Namespaces aren’t so much of a problem in Python because you are able to give modules an alias upon import. Such as:

import com.company.actualpackage as shortername 

So you’re not only able to create or manipulate the namespace within your programs, but are able to create your own keystroke-saving aliases as well.

The Java’s conventions also has its own drawbacks. Not every opensource package has a stable website behind it. What should a maintainer do if his website changes? Also, using this scheme package names become long and hard to remember. Finally, the name of the package should represent the purpose of the package, not its owner

The reason to use domain names is to use a name space under control of the project owner. But it would be confusing if the site differs from package names .

@deamon The issue in the answer is what do you do if you have no domain names that you control — which is true for many individuals

That is not an issue. With Maven and Gradle you always know where to get the projectX packages from. Version 1 may be org.place1, version 2 may be com.startup.projectX, etc. I do Python programming for last 2 months and I have already found at least 10 projects with names that collide, so they had to change names because of that.

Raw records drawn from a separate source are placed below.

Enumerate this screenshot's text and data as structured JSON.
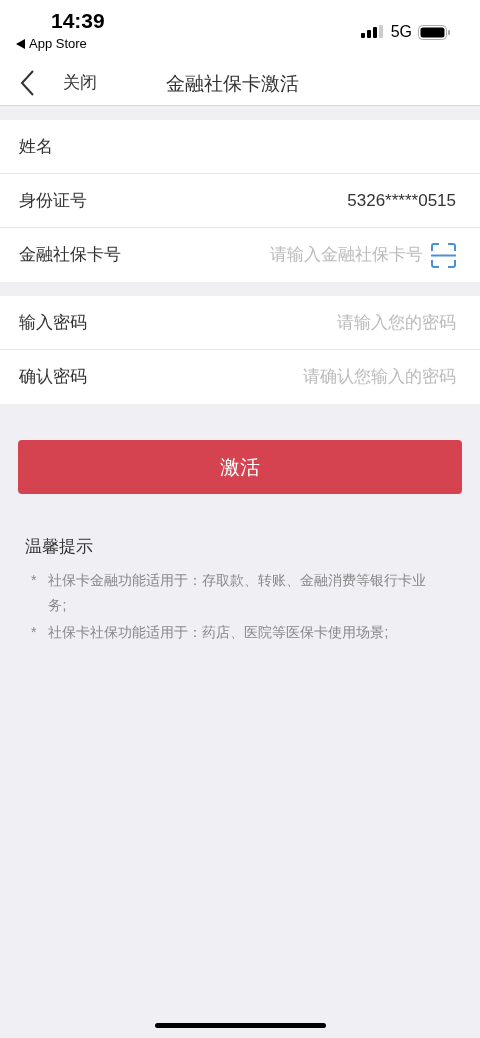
{
  "status_bar": {
    "time": "14:39",
    "back_app": "App Store",
    "network": "5G"
  },
  "nav": {
    "close": "关闭",
    "title": "金融社保卡激活"
  },
  "groups": [
    {
      "rows": [
        {
          "kind": "text",
          "label": "姓名"
        },
        {
          "kind": "value",
          "label": "身份证号",
          "value": "5326*****0515"
        },
        {
          "kind": "scan",
          "label": "金融社保卡号",
          "placeholder": "请输入金融社保卡号"
        }
      ]
    },
    {
      "rows": [
        {
          "kind": "input",
          "label": "输入密码",
          "placeholder": "请输入您的密码"
        },
        {
          "kind": "input",
          "label": "确认密码",
          "placeholder": "请确认您输入的密码"
        }
      ]
    }
  ],
  "submit_button": "激活",
  "tips": {
    "title": "温馨提示",
    "items": [
      {
        "marker": "*",
        "text": "社保卡金融功能适用于：存取款、转账、金融消费等银行卡业务;"
      },
      {
        "marker": "*",
        "text": "社保卡社保功能适用于：药店、医院等医保卡使用场景;"
      }
    ]
  }
}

With tld.domain.etc schema you nicely avoid that.

If you don’t have your own domain, use the one where your project is hosted. e.g. github or the like — that’s explicitly supported for Maven. I don’t see why Python can’t adopt the same approach.

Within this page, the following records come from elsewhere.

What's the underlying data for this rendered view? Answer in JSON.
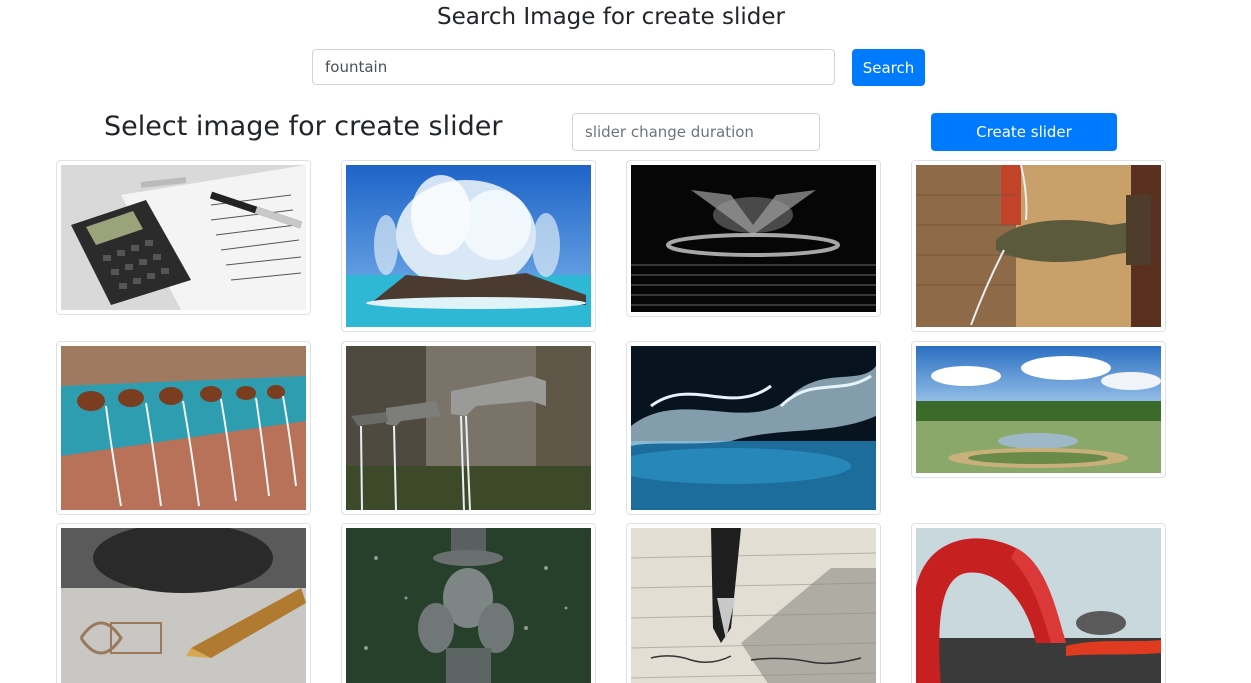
{
  "search": {
    "title": "Search Image for create slider",
    "query": "fountain",
    "button_label": "Search"
  },
  "slider": {
    "title": "Select image for create slider",
    "duration_placeholder": "slider change duration",
    "create_button_label": "Create slider"
  }
}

An update for anyone else who comes looking for this:

As of 2012, PEP 423 addresses this. PEP 8 touches on the topic briefly, but only to say: all lowercase or underscores.

The gist of it: pick memorable, meaningful names that aren’t already used on PyPI.

There is no Java-like naming convention for Python packages. You can of course adopt one for any package you develop yourself, but you might have to invasively edit any package you may adopt from third parties, and the «culturally alien» naming convention will probably sap the changes of your own packages to be widely adopted outside of your organization.

Technically, there would be nothing wrong with Java’s convention in Python (it would just make some from statements a tad longer, no big deal), but in practice the cultural aspects make it pretty much unfeasible.

The reason there’s normally no package hierarchy is because Python packages aren’t easily extended that way. Packages are actual directories, and though you can make packages look in multiple directories for sub-modules (by adding directories to the __path__ list of the package) it’s not convenient, and easily done wrong. As for why Python packages aren’t easily extended that way, well, that’s a design choice. Guido didn’t like deep hierarchies (and still doesn’t) and doesn’t think they’re necessary.

The convention is to pick a toplevel package name that’s obvious but unique to your project — for example, the name of the project itself. You can structure everything inside it however you want (because you are in control of it.) Splitting the package into separate bits with separate owners is a little more work, but with a few guidelines it’s possible. It’s rarely needed.

There’s nothing stopping you using that convention if you want to, but it’s not at all standard in the Python world and you’d probably get funny looks. It’s not much fun to take care of admin on packages when they’re deeply nested in com .

It may sound sloppy to someone coming from Java, but in reality it doesn’t really seem to have caused any big difficulties, even with packages as poorly-named as web.py.

The place where you often do get namespace conflicts in practice is relative imports: where code in package.module1 tries to import module2 and there’s both a package.module2 and a module2 in the standard library (which there commonly is as the stdlib is large and growing). Luckily, ambiguous relative imports are going away.